Deutsche Bank chief economist Joseph LaVorgna has an eye on asset bubbles. So do others. Let's take a look at a couple of measures starting with a Deutsche Bank measure and see if we can spot a problem.
Bloomberg reports Deutsche Bank: This Measure of Household Finances Could Spur the Next U.S. Recession.
Those sanguine about U.S. recession risk aren't looking in the right place.
While standard measures of the real economy -- from inflation to the labor market -- nurture the Fed's optimism that the U.S. economy can withstand the impact of rate hikes, Deutsche Bank AG's chief economist Joseph LaVorgna sounds the alarm on financial excesses.
Specifically, a negative feedback loop from financial markets to the real economy could push the U.S. into recession, he says. He cites the ratio of U.S. household net worth to disposable personal income, which is now close an all-time record high, indicating net worth is growing faster than expendable earnings.
The net-worth-to-disposable-income ratio has staged an uptick since September last year, rising from 625 percent to 638 percent in the second-quarter of 2016.
While that is down from its cyclical high in the first quarter of 2015 -- and the record high of 650 percent notched late 2006 -- a ratio firmly above 600 percent portends turbulence, according to the analysts.
They cite the risk households would react negatively to any negative shifts in their net worth -- triggering a contraction in output.
"In the past, when the ratio rose above 600 percent, trouble was lurking," U.S. economists at the German bank write in a report on Tuesday, citing a collapse in the threshold during the bursting of the stock-market and housing bubble in 1999 and 2008, respectively.

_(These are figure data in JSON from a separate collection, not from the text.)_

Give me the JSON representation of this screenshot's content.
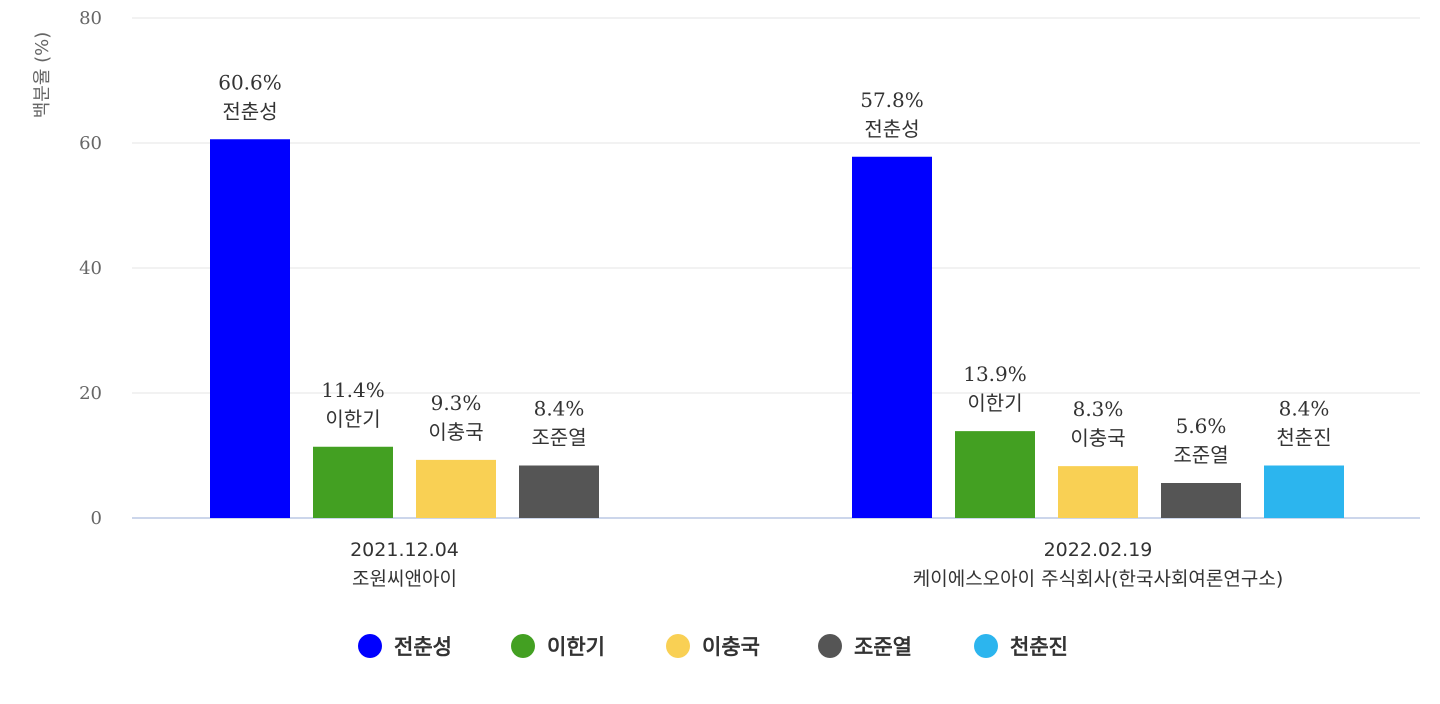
{
  "chart_data": {
    "type": "bar",
    "title": "",
    "ylabel": "백분율 (%)",
    "ylim": [
      0,
      80
    ],
    "yticks": [
      0,
      20,
      40,
      60,
      80
    ],
    "grid": true,
    "legend_position": "bottom",
    "groups": [
      {
        "label_lines": [
          "2021.12.04",
          "조원씨앤아이"
        ],
        "bars": [
          {
            "series": "전춘성",
            "value": 60.6,
            "value_label": "60.6%"
          },
          {
            "series": "이한기",
            "value": 11.4,
            "value_label": "11.4%"
          },
          {
            "series": "이충국",
            "value": 9.3,
            "value_label": "9.3%"
          },
          {
            "series": "조준열",
            "value": 8.4,
            "value_label": "8.4%"
          }
        ]
      },
      {
        "label_lines": [
          "2022.02.19",
          "케이에스오아이 주식회사(한국사회여론연구소)"
        ],
        "bars": [
          {
            "series": "전춘성",
            "value": 57.8,
            "value_label": "57.8%"
          },
          {
            "series": "이한기",
            "value": 13.9,
            "value_label": "13.9%"
          },
          {
            "series": "이충국",
            "value": 8.3,
            "value_label": "8.3%"
          },
          {
            "series": "조준열",
            "value": 5.6,
            "value_label": "5.6%"
          },
          {
            "series": "천춘진",
            "value": 8.4,
            "value_label": "8.4%"
          }
        ]
      }
    ],
    "series": [
      {
        "name": "전춘성",
        "color": "#0000ff"
      },
      {
        "name": "이한기",
        "color": "#43a022"
      },
      {
        "name": "이충국",
        "color": "#f9d054"
      },
      {
        "name": "조준열",
        "color": "#555555"
      },
      {
        "name": "천춘진",
        "color": "#2cb5ee"
      }
    ]
  }
}
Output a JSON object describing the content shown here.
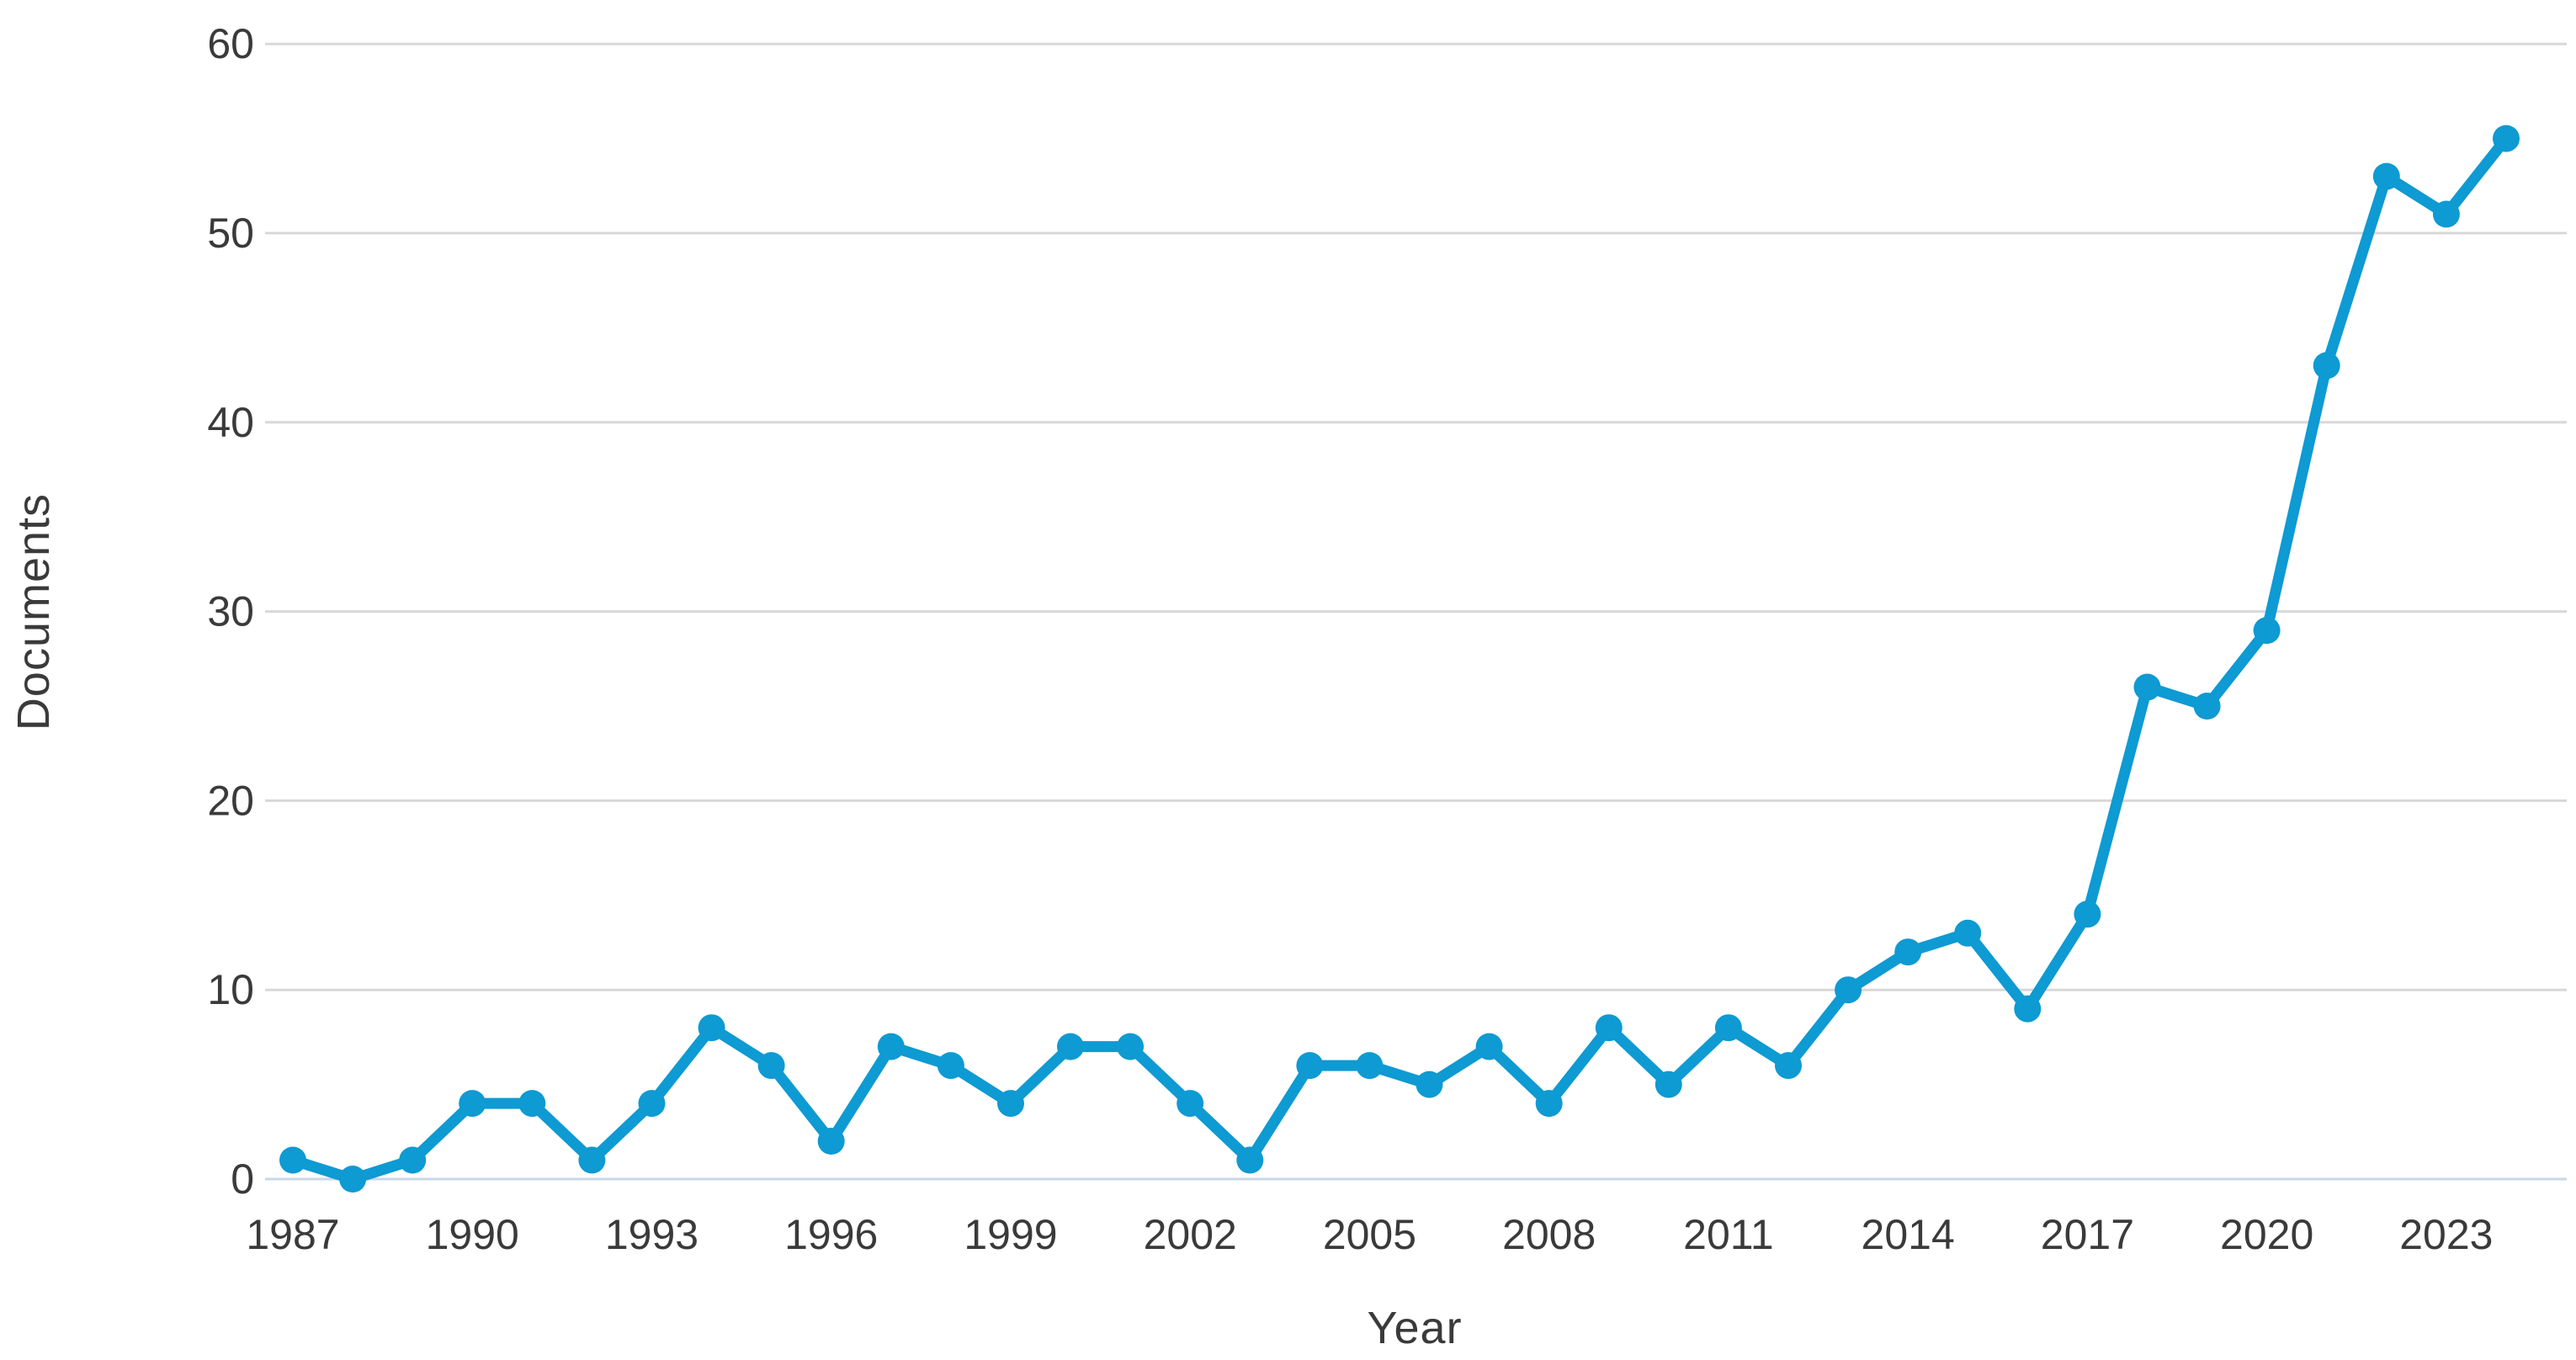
{
  "chart_data": {
    "type": "line",
    "title": "",
    "xlabel": "Year",
    "ylabel": "Documents",
    "x": [
      1987,
      1988,
      1989,
      1990,
      1991,
      1992,
      1993,
      1994,
      1995,
      1996,
      1997,
      1998,
      1999,
      2000,
      2001,
      2002,
      2003,
      2004,
      2005,
      2006,
      2007,
      2008,
      2009,
      2010,
      2011,
      2012,
      2013,
      2014,
      2015,
      2016,
      2017,
      2018,
      2019,
      2020,
      2021,
      2022,
      2023,
      2024
    ],
    "series": [
      {
        "name": "Documents",
        "values": [
          1,
          0,
          1,
          4,
          4,
          1,
          4,
          8,
          6,
          2,
          7,
          6,
          4,
          7,
          7,
          4,
          1,
          6,
          6,
          5,
          7,
          4,
          8,
          5,
          8,
          6,
          10,
          12,
          13,
          9,
          14,
          26,
          25,
          29,
          43,
          53,
          51,
          55
        ]
      }
    ],
    "ylim": [
      0,
      60
    ],
    "yticks": [
      0,
      10,
      20,
      30,
      40,
      50,
      60
    ],
    "xticks": [
      1987,
      1990,
      1993,
      1996,
      1999,
      2002,
      2005,
      2008,
      2011,
      2014,
      2017,
      2020,
      2023
    ],
    "grid": "horizontal",
    "legend": "none",
    "colors": {
      "line": "#0e9ad2",
      "marker": "#0e9ad2",
      "gridline": "#d8d8d8",
      "zero_line": "#c9d7e8",
      "text": "#3a3a3a"
    }
  }
}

In this cycle, its increase has been principally driven by soaring stock prices, with house prices still 2 percent below their previous-cycle peak, the economists observe.
For the Fed, rising equity prices are effectively a feature, rather than a bug, of its post-crisis bid to reflate the U.S. economy through positive wealth-effects -- stimulating asset prices to incent consumption.
Buffett Valuation Indicator
Doug Short at Advisor Perspectives discusses Market Cap to GDP: An Updated Look at the Buffett Valuation Indicator.
Market Cap to GDP is a long-term valuation indicator that has become popular in recent years, thanks to Warren Buffett. Back in 2001 he remarked in a Fortune Magazine interview that "it is probably the best single measure of where valuations stand at any given moment."
The raw data for the "Buffett indicator" only goes back as far as the middle of the 20th century. Quarterly GDP dates from 1947, and the Fed's balance sheet has quarterly updates beginning in Q4 1951. With an acknowledgement of this abbreviated timeframe, let's take a look at the plain vanilla quarterly ratio with no effort to interpolate monthly data.
The strange numerator in the chart title, NCBEILQ027S, is the FRED designation for Line 41 in the B.103 balance sheet (Market Value of Equities Outstanding), available on the Federal Reserve website. Incidentally, the numerator is the same series used for a simple calculation of the Q Ratio valuation indicator.
Will Falling Equity Prices Trigger a Recession?
Bloomberg author Sid Verma makes a mistake, but a common one, when he refers to a "negative feedback loop". Such loops are stabilizing actually. What Verma really means is a positive feedback loop with negative consequences.
Stocks are clearly overvalued but will that trigger a recession in and of itself?
Housing Bubble vs. Stock Market Bubbles
The housing bubble was far more widespread than the stock market bubble. In addition, what equity assets most people have are in their IRAs and corporate stock plans, not immediately touchable assets without penalty.
People are far more willing to spend when home prices rise than when stock bubbles form. Home equity lines from 2005-2007 provides all the evidence one needs.
Still a feedback loop with negative consequences is indeed in play. However, a slowdown starts with an attitude shift towards spending, consumer worries about rising health-care costs, and corporate worries over a slowdown in earnings that leads to less hiring.
A spending slowdown by consumers and a slowdown in corporate earnings that leads to less hiring go hand in hand. The stock market will follow, and the cycle feeds on itself until the recession plays out.
LaVorgna has a legitimate worry, but it starts with an attitude change towards spending and hiring, not with a decline in the stock market.